Reema Sahay is a Stay-At-Home-Mom, Freelance Writer, Voracious Reader, Passionate Blogger, Social Media Enthusiast, Internet Junkie and Ex-Marketing Communication Professional. She spends her days running after her very curious toddler, ‘the star’, and catching up on books when he naps. She writes about charms and challenges of life at Pen Paper and shares her passion for books at Recommend Books. She sometimes feels that her 5.5 years stint in Marketing Communication was in another life.

  • My whole idea of beauty changed when I visited US and met people from different countries. Only in India we are obsessed with white skin and conventional beauty of India. The rest of the world seems to have moved on, but the obsession with slim continues the world over except for some small sub Saharan countries where plump is considered to be more beautiful. In the end as they say Beauty lies in the eyes of beholder…..

    • I started thinking about all these much more after having baby, how the idea of beauty (fair skin, longer limbs, attractive features) enters into the minds of the children. Even they start talking that language. My friend told me once about how her daughter (who was 5 at that time) told her that she was fair while her friend was too dark. These things are said by grown-ups which they learn. Since I am at it, I also hate Barbie dolls for promoting the wrong idea of beauty. I can go on and on 🙂

  • throughout my teenage years and even now (after marriage), i have been by people around me that how my skin is not flawless… how the freckles on my face make me not look beautiful… but thanks to my parents and now my hubs, these talks and various suggestions of medication really dint get into my head… i know how it can hit a child’s self esteem..

    • Supriya, teenage years are the worst to deal with these kind of ‘flaws’. I am also thankful for friends in my life and most importantly, a life partner who looks at me as a person and not an object of beauty, which anyways I am not…ha ha!

  • Sweety

    One year back my daughter fell from the sofa. She now has a little mark near her right eye, not a big one but still there…and I have heard people talking how a “girl” should be spotless!! Still long time to go to be out of all this but we as parents can of course contribute by not harping on these things. Feel beautiful , look beautiful not vice versa 🙂

  • I bite my tongue every time I have the urge to gush over prettiness of little kids. It does slip up a few times but parenthood is a learning process and a journey of discovery. Atleast, I won’t let comments about the physical attributes of my son weigh on him.

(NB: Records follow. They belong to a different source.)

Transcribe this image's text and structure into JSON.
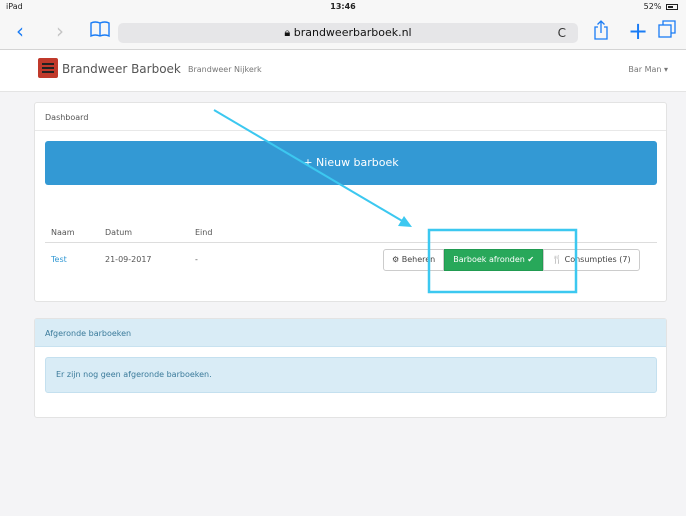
{
  "status": {
    "device": "iPad",
    "time": "13:46",
    "battery": "52%"
  },
  "browser": {
    "url": "brandweerbarboek.nl",
    "reload": "C"
  },
  "nav": {
    "brand": "Brandweer Barboek",
    "org": "Brandweer Nijkerk",
    "user": "Bar Man ▾"
  },
  "dashboard": {
    "heading": "Dashboard",
    "new_button": "+ Nieuw barboek",
    "columns": {
      "naam": "Naam",
      "datum": "Datum",
      "eind": "Eind"
    },
    "rows": [
      {
        "naam": "Test",
        "datum": "21-09-2017",
        "eind": "-",
        "actions": {
          "beheren": "⚙ Beheren",
          "afronden": "Barboek afronden ✔",
          "consumpties": "🍴 Consumpties (7)"
        }
      }
    ]
  },
  "finished": {
    "heading": "Afgeronde barboeken",
    "empty": "Er zijn nog geen afgeronde barboeken."
  },
  "colors": {
    "primary": "#3399d4",
    "success": "#28a85a",
    "annotation": "#3cc8f0"
  }
}
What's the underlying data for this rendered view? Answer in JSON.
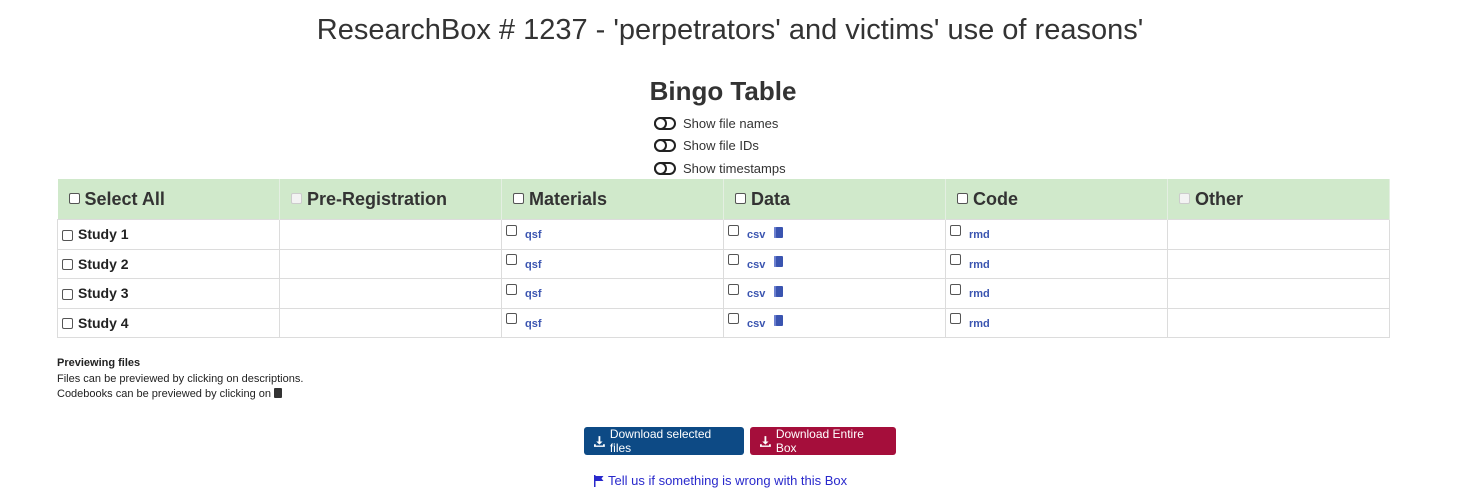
{
  "page": {
    "title": "ResearchBox # 1237 - 'perpetrators' and victims' use of reasons'"
  },
  "bingo": {
    "title": "Bingo Table",
    "toggles": [
      {
        "label": "Show file names"
      },
      {
        "label": "Show file IDs"
      },
      {
        "label": "Show timestamps"
      }
    ],
    "headers": {
      "select_all": "Select All",
      "preregistration": "Pre-Registration",
      "materials": "Materials",
      "data": "Data",
      "code": "Code",
      "other": "Other"
    },
    "rows": [
      {
        "study": "Study 1",
        "materials": "qsf",
        "data": "csv",
        "code": "rmd"
      },
      {
        "study": "Study 2",
        "materials": "qsf",
        "data": "csv",
        "code": "rmd"
      },
      {
        "study": "Study 3",
        "materials": "qsf",
        "data": "csv",
        "code": "rmd"
      },
      {
        "study": "Study 4",
        "materials": "qsf",
        "data": "csv",
        "code": "rmd"
      }
    ]
  },
  "notes": {
    "title": "Previewing files",
    "line1": "Files can be previewed by clicking on descriptions.",
    "line2": "Codebooks can be previewed by clicking on"
  },
  "actions": {
    "download_selected": "Download selected files",
    "download_entire": "Download Entire Box",
    "report": "Tell us if something is wrong with this Box"
  },
  "colors": {
    "header_bg": "#d0e9cb",
    "link": "#3a54b0",
    "btn_primary": "#0d4a85",
    "btn_danger": "#a50e3b"
  },
  "icons": {
    "codebook": "book-icon",
    "download": "download-icon",
    "report": "flag-icon"
  }
}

  • You missed the weight thing. Don’t even ask what being overweight especially in your teens and youth means. Even now… I became so conscious about my weight, but it worked for the better with me and thank God for that. I became super confident and did overcome my fears. I actually lost weight when I changed my perspective. Now people keep on telling me Zoe is so skinny, she has not taken your weight issues. And I say, I don’t know if that is the case, if that is then THANK GOD for it. But even if she has, I will teach her to be confident in what she is, because as Dr. Seuss says “Today you are you. That is truer than true. There is no one alive that is you’re than you.”

    Great piece Reema

    • Yes Falak, weight issues weigh many down during growing up years, which is very unfair. I never had weight issues as such, though when I put on 16 kgs during pregnancy, my family was really really concerned..ha ha.
      Love those lines by Dr Seuss 🙂

  • Good that you brought it up. I have heard so many parents talk about their kids and their physical characteristics in front of them !! Like “My son has taken all our bad physical characteristics. He is short like me, braod like my husband … ” etc etc! It doesn’t matter and should not be discussed. Nice write up Reema!

  • Thank you Divya. It is certainly wrong to do it. No two ways about it. It is our responsibility to be conscious of what we say around children. It shapes their opinion of themselves.